Centralia sonlarındaki küçük bir otele girip resepsiyondaki yaşlı kadına doğru yürürken "Ayrı odada mı kalmak istersin?" diye sormuştu Zayn.
Yalnızken düşünceler beynimi kemiriyor ve çıldıracak gibi oluyordum. Bu yüzden "Yalnız olmak istemiyorum." demiştim ona.
Resepsiyona vardığımızda kollarını ahşap zemine yasladı. "Çift kişilik oda. Tek gecelik."

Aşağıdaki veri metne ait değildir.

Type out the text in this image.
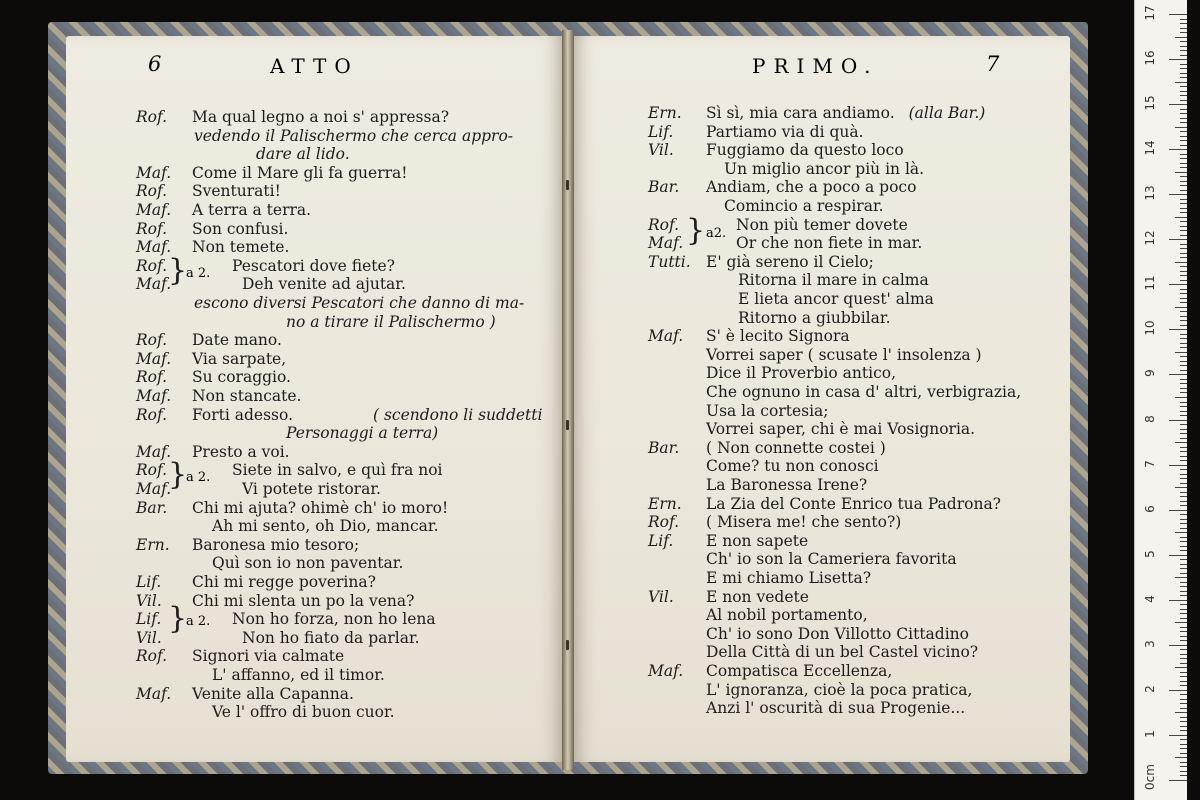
6	ATTO	PRIMO.	7
Rof. Ma qual legno a noi s' appressa?
vedendo il Palischermo che cerca appro-
dare al lido.
Maf. Come il Mare gli fa guerra!
Rof. Sventurati!
Maf. A terra a terra.
Rof. Son confusi.
Maf. Non temete.
Rof.	Pescatori dove fiete?
Maf.	Deh venite ad ajutar.
escono diversi Pescatori che danno di ma-
no a tirare il Palischermo )
Rof. Date mano.
Maf. Via sarpate,
Rof. Su coraggio.
Maf. Non stancate.
Rof. Forti adesso.	( scendono li suddetti
Personaggi a terra)
Maf. Presto a voi.
Rof.	Siete in salvo, e quì fra noi
Maf.	Vi potete ristorar.
Bar. Chi mi ajuta? ohimè ch' io moro!
Ah mi sento, oh Dio, mancar.
Ern. Baronesa mio tesoro;
Quì son io non paventar.
Lif. Chi mi regge poverina?
Vil. Chi mi slenta un po la vena?
Lif.	Non ho forza, non ho lena
Vil.	Non ho fiato da parlar.
Rof. Signori via calmate
L' affanno, ed il timor.
Maf. Venite alla Capanna.
Ve l' offro di buon cuor.
Ern. Sì sì, mia cara andiamo. (alla Bar.)
Lif. Partiamo via di quà.
Vil. Fuggiamo da questo loco
Un miglio ancor più in là.
Bar. Andiam, che a poco a poco
Comincio a respirar.
Rof.	Non più temer dovete
Maf.	Or che non fiete in mar.
Tutti. E' già sereno il Cielo;
Ritorna il mare in calma
E lieta ancor quest' alma
Ritorno a giubbilar.
Maf. S' è lecito Signora
Vorrei saper ( scusate l' insolenza )
Dice il Proverbio antico,
Che ognuno in casa d' altri, verbigrazia,
Usa la cortesia;
Vorrei saper, chi è mai Vosignoria.
Bar. ( Non connette costei )
Come? tu non conosci
La Baronessa Irene?
Ern. La Zia del Conte Enrico tua Padrona?
Rof. ( Misera me! che sento?)
Lif. E non sapete
Ch' io son la Cameriera favorita
E mi chiamo Lisetta?
Vil. E non vedete
Al nobil portamento,
Ch' io sono Don Villotto Cittadino
Della Città di un bel Castel vicino?
Maf. Compatisca Eccellenza,
L' ignoranza, cioè la poca pratica,
Anzi l' oscurità di sua Progenie...
}
a 2.
}
a 2.
}
a 2.
} a2.
17
16
15
14
13
12
11
10
9
8
7
6
5
4
3
2
1
0cm
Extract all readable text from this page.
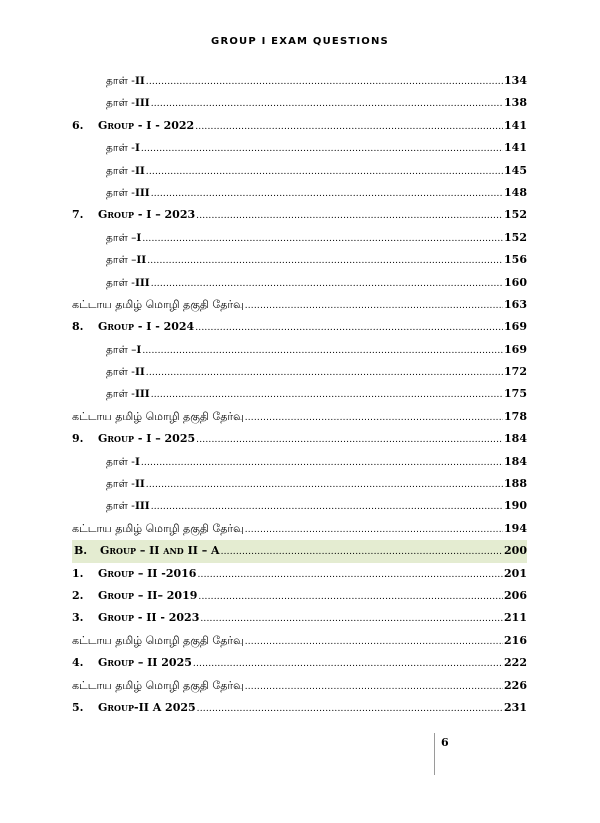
GROUP I EXAM QUESTIONS
தாள் -II .....	134
தாள் -III .....	138
6.	Group - I - 2022 .....	141
தாள் -I .....	141
தாள் -II .....	145
தாள் -III .....	148
7.	Group - I – 2023 .....	152
தாள் –I .....	152
தாள் –II .....	156
தாள் -III .....	160
கட்டாய தமிழ் மொழி தகுதி தேர்வு .....	163
8.	Group - I - 2024 .....	169
தாள் –I .....	169
தாள் -II .....	172
தாள் -III .....	175
கட்டாய தமிழ் மொழி தகுதி தேர்வு .....	178
9.	Group - I – 2025 .....	184
தாள் -I .....	184
தாள் -II .....	188
தாள் -III .....	190
கட்டாய தமிழ் மொழி தகுதி தேர்வு .....	194
B.	Group – II and II – A .....	200
1.	Group – II -2016 .....	201
2.	Group – II– 2019 .....	206
3.	Group - II - 2023 .....	211
கட்டாய தமிழ் மொழி தகுதி தேர்வு .....	216
4.	Group – II 2025 .....	222
கட்டாய தமிழ் மொழி தகுதி தேர்வு .....	226
5.	Group-II A 2025 .....	231
6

Kadın, gözlerini ikimizde şüpheyle gezdirdi. Bir şey mi anlamıştı?
"Kimin adına?"
"Tony Stansen."
"Kimliğiniz lütfen."
Endişe etmeden sahte kimliğini çıkarıp kadına uzattı. Zayn' in her hareketi beni biraz daha dehşete düşürüyor ve bu yeraltı dünyasının daha ne kadar derininde olduğunu tahmin edemiyordum. Sahte kimlik kullanmanın kaç yıl suç olduğunu biliyor muydu acaba?
"Kırk bir numaralı oda." Anahtarı alan Zayn ile birlikte küçük otelin merdivenlerini tırmanarak kırk bir numaralı odaya girdik. Oda o kadar küçüktü ki, yatak odanın neredeyse tamamını kaplıyordu. Bunun yanında odanın içinde gömme bir dolap, bir televizyon ve tuvalete açılan bir kapı vardı sadece.
"Sence kadın bir şeylerden mi şüphelendi?" demiştim yaşlı kadının tuhaf bakışlarını hatırladığımda.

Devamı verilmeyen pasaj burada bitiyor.